Just as strings of words may impart meaning, sequences of amino acids may confer definite three-dimensional structures and desirable chemical and biological properties. The key word here is “may.” In synthetic proteins, amino acid sequences may end up making sense or giving rise to gibberish. How might a sequence’s “meaning” be known in advance? This question has long vexed protein engineers, who seek eloquent—err, elegant—solutions to biomanufacturing problems. Fortunately, an answer may be at hand. It’s called unified representation, or UniRep, a machine learning approach.
UniRep comes from Harvard’s Wyss Institute for Biologically Inspired Engineering, where a research team led by George Church, PhD, has used deep learning, a kind of artificial intelligence, to distill the fundamental features of proteins directly from their amino acid sequences. According to Church and colleagues, the approach needs no additional information, and it moves a lot of laborious laboratory experiments to the computer.
The researchers’ deep learning approach was introduced October 21 in Nature Methods, in an article titled, “Unified rational protein engineering with sequence-based deep representation learning.” The article indicates that UniRep allows the construction of statistical models that are broadly applicable and generalize to unseen regions of sequence space. Also, the article maintains that the statistical models are “semantically rich and structurally, evolutionarily, and biophysically grounded.”
“Our data-driven approach predicts the stability of natural and de novo designed proteins, and the quantitative function of molecularly diverse mutants, competitively with the state-of-the-art methods,” the article’s authors wrote. “UniRep further enables two orders of magnitude efficiency improvement in a protein engineering task.”
More conventional approaches to protein engineering include directed evolution and rational design. In directed evolution, protein engineers randomly vary the linear sequence of amino acid building blocks encoding a natural protein and screen for variants with the desired activity. In rational design, protein engineers model proteins based on their actual 3D structures to identify amino acids that likely will impact protein function.

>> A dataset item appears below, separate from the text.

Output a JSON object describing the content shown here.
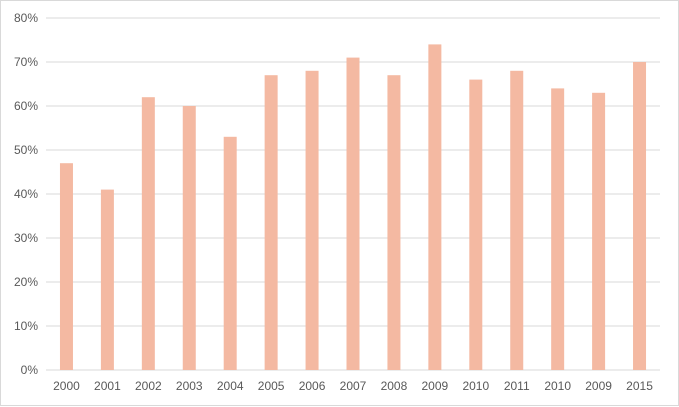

Directed evolution can cover only a small part of the enormous space of possible protein sequences. Rational design approaches are limited by the relative scarcity of painstakingly resolved 3D protein structures. UniRep, however, promises a more holistic understanding of protein function.
“Instead of extensively characterizing proteins to understand their design principles, we used a neural network to learn those rules in an unbiased way, by systematically looking for patterns in a vast trove of raw protein sequences in public databases,” said Surojit Biswas, a graduate student in Church’s group and one of the three co-first authors on the Nature Methods paper. “The neural network learned a lot of the rules that we as humans have previously come to know through many painstaking studies, and beyond that, it also discovered new features in proteins.”
The neural network approach can be likened to learning a language where the learner builds a semantic understanding of how complex sentences are constructed from strings of letters and words. In protein language, UniRep was trained to predict the next amino acid in a protein sequence starting from its first one by exploring all the possibilities in protein sequences contained in public databases.
While proceeding through the remainder of the protein, one amino acid at a time, UniRep makes and draws on an internal “summary” of the sequence it has seen so far in the protein, which the team calls its “hidden state,” to take into account its individual sequence and structural features. Feeding that information, and results from many other proteins, back into its algorithm, UniRep gradually revises the way it constructs hidden states, which improves its predictive capabilities over time.
In the language analogy, the learner will be able to predict the next word of a sentence they are reading with increasing likelihood, based on a constantly improving understanding of syntax and choice of words.
“We trained UniRep on about 24 million protein sequences for roughly three weeks to enable it to predict sequences and their relationship to features like protein stability, secondary structure, and accessibility of internal sequences to surrounding solvents within proteins it had never seen before,” said Grigory Khimulya, who was a student at Harvard College and is also a co-first author along with Biswas and Ethan C. Alley. “UniRep accurately described these features in proteins from very different protein families whose structures had been well characterized in previous studies, even in synthetic proteins that don’t have a counterpart in nature.”
The team took UniRep a step further and used it as a tool to predict how single amino acid substitutions impact the function of proteins. Think Mad Libs, but for proteins.
The neural network robustly quantified the effects of single amino acid mutations in eight different proteins with diverse biological functions including enzyme catalysis, DNA binding, molecular sensing. In addition, using the Aequorea victoria green fluorescent protein (GFP) as a model, they tasked UniRep to analyze 64,800 variants of the protein, each carrying 1–12 mutations, which demonstrated that it could accurately anticipate how the distribution and relative burden of mutations changed the protein’s brightness.
“Compared to other strategies, our data-driven approach reaches state-of-the-art or superior performance in predicting multiple properties of proteins at costs much lower than other methods,” said Church. “This makes it a truly empowering tool for protein engineers in many areas.”